@trwnh Now I have more questions, because isn't a function itself a... "prime object" i guess, i don't know the right word for it, the same class of objects as values

@trwnh but what i'm not getting is that the "sin" of "sin(π)" is still the exact same "sin" as "sin(x)". you don't call it "the definite sine"

@trwnh So how is the situation with the definite and indefinite integrals any different, though?

@trwnh And that's the question I'm trying to get answered. Why do people seem set on considering the definite integral something intrinsically different from the indefinite integral?

@trwnh The whole impetus for me asking that question was in response to this other question (https://matheducators.stackexchange.com/questions/17051/a-different-symbol-for-the-indefinite-integral-antiderivative) that someone seems very intent on making absolutely certain that students understand the two to be distinct things

@trwnh i'm not sure what you're meaning to get at here?
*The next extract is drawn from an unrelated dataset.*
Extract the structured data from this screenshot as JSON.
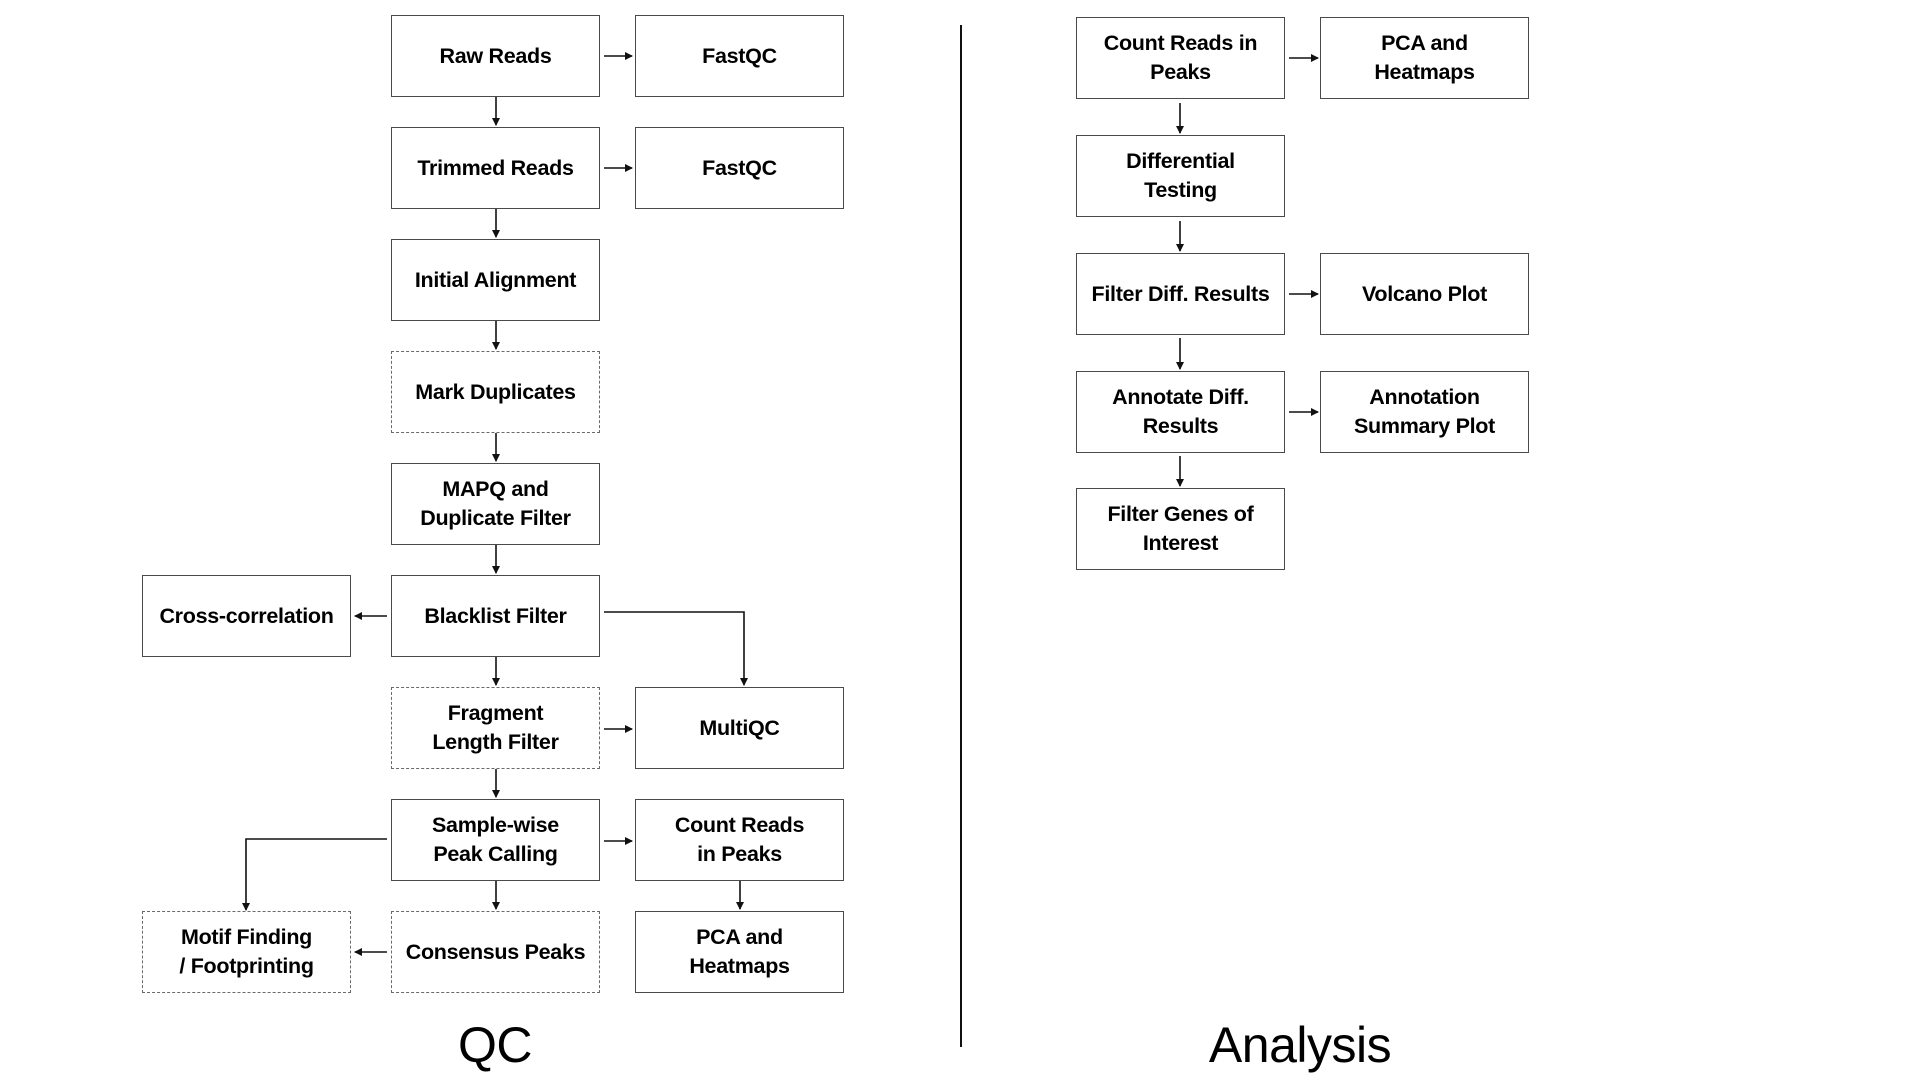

They give you two different results but are the same function

@trwnh or meta-function as the case may be. there's probably a proper math term for that. was it functor or something?

@CoronaCoreanici @starkatt Ah I should have posted a follow-up, someone ended up posting a good answer on stackexchange! https://math.stackexchange.com/a/3349699/560186

Turns out the confusion was just in terminology--the distinction that was being made was between the integral and the antiderivative, but they were using "indefinite integral" to mean "antiderivative".

@CoronaCoreanici @starkatt if you want to, go right ahead!